9. En troisième lieu, le requérant ne peut utilement se prévaloir de l’illégalité de la facture qui aurait été établie en l’absence de service fait, dès lors que cette circonstance porte sur l’exécution de l’arrêté attaqué et non sur sa légalité.
10. En dernier lieu, le requérant soutient que la commune n’a engagé aucune procédure d’exécution d’office de débroussaillage sur les parcelles cadastrées AE nos 240 et 686 qui se situent à proximité de sa parcelle et qui présente pourtant un état d’insécurité et d’insalubrité avéré.

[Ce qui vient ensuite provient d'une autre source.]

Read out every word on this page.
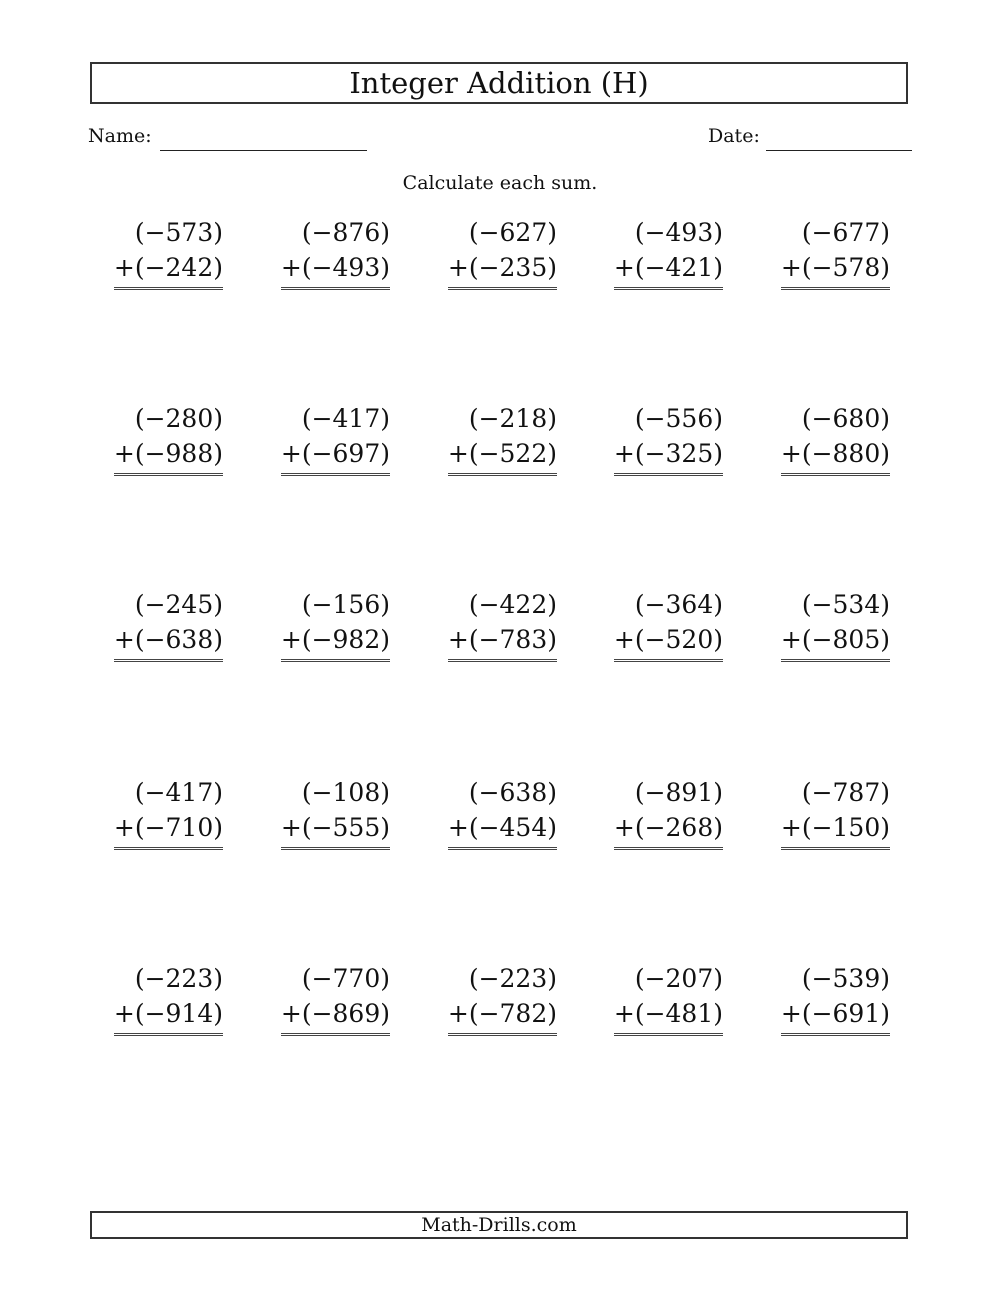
Integer Addition (H)
Name:	Date:
Calculate each sum.
(−573)
+(−242)
(−876)
+(−493)
(−627)
+(−235)
(−493)
+(−421)
(−677)
+(−578)
(−280)
+(−988)
(−417)
+(−697)
(−218)
+(−522)
(−556)
+(−325)
(−680)
+(−880)
(−245)
+(−638)
(−156)
+(−982)
(−422)
+(−783)
(−364)
+(−520)
(−534)
+(−805)
(−417)
+(−710)
(−108)
+(−555)
(−638)
+(−454)
(−891)
+(−268)
(−787)
+(−150)
(−223)
+(−914)
(−770)
+(−869)
(−223)
+(−782)
(−207)
+(−481)
(−539)
+(−691)
Math-Drills.com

L’intéressé doit être regardé comme invoquant une rupture d’égalité de traitement avec ces riverains. Toutefois, il ressort des pièces du dossier qu’à supposer cette circonstance établie par la photographie produite à l’instance et datée du 6 octobre 2022, elle est postérieure à l’arrêté attaqué. Dans ces conditions, et alors que la légalité de l’arrêté attaqué s’apprécie à la date d’édiction de ce dernier, le requérant n’établit pas la réalité de cette situation à la date de l’arrêté attaqué. Par suite, le moyen tiré d’une rupture d’égalité de traitement du requérant avec le ou les propriétaires des parcelles cadastrées AE nos 240 et 686 doit être écarté.
11. Il résulte de ce qui précède, sans qu’il soit besoin de statuer sur les fins de non-recevoir opposées en défense, sur la recevabilité de la requête dirigée contre l’arrêté du 30 juillet 2019 et sur la demande de mise hors de cause de la commune du Guilvinec, que les conclusions à fin d’annulation de M. C doivent être rejetées ainsi que, par voie de conséquence, les conclusions à fin d’injonction.
Sur les frais liés au litige :
12. Les dispositions de l’article L. 761-1 du code de justice administrative font obstacle à ce que soit mise à la charge de la commune du Guilvinec, qui n’est pas dans la présente instance la partie perdante, la somme demandée par M. C au titre des frais exposés par lui et non compris dans les dépens, lequel n’est en tout état de cause pas représenté par un avocat.
13. Il n’y a pas lieu, dans les circonstances de l’espèce, de mettre à la charge de M. C la somme demandée par la commune du Guilvinec au même titre.
D É C I D E :
Article 1er : La requête de M. C est rejetée.
Article 2 : Les conclusions de la commune du Guilvinec présentées sur le fondement des dispositions de l’article L. 761-1 du code de justice administrative sont rejetées.
Article 3 : Le présent jugement sera notifié à M. A C et à la commune du Guilvinec.
Une copie du présent jugement sera adressée à Mme D B et à la direction départementale des finances publiques du Finistère.
Délibéré après l’audience du 27 mars 2025, à laquelle siégeaient :
M. Berthon, président,
Mme Thalabard, première conseillère,
Mme Pellerin, première conseillère.
Rendu public par mise à disposition au greffe le 24 avril 2025.
La rapporteure,
Signé
C. Pellerin
Le président,
Signé
E. BerthonLa greffière,
Signé
I. Le Vaillant
La République mande et ordonne au préfet du Finistère en ce qui le concerne ou à tous commissaires de justice à ce requis en ce qui concerne les voies de droit commun, contre les parties privées, de pourvoir à l’exécution de la présente décision.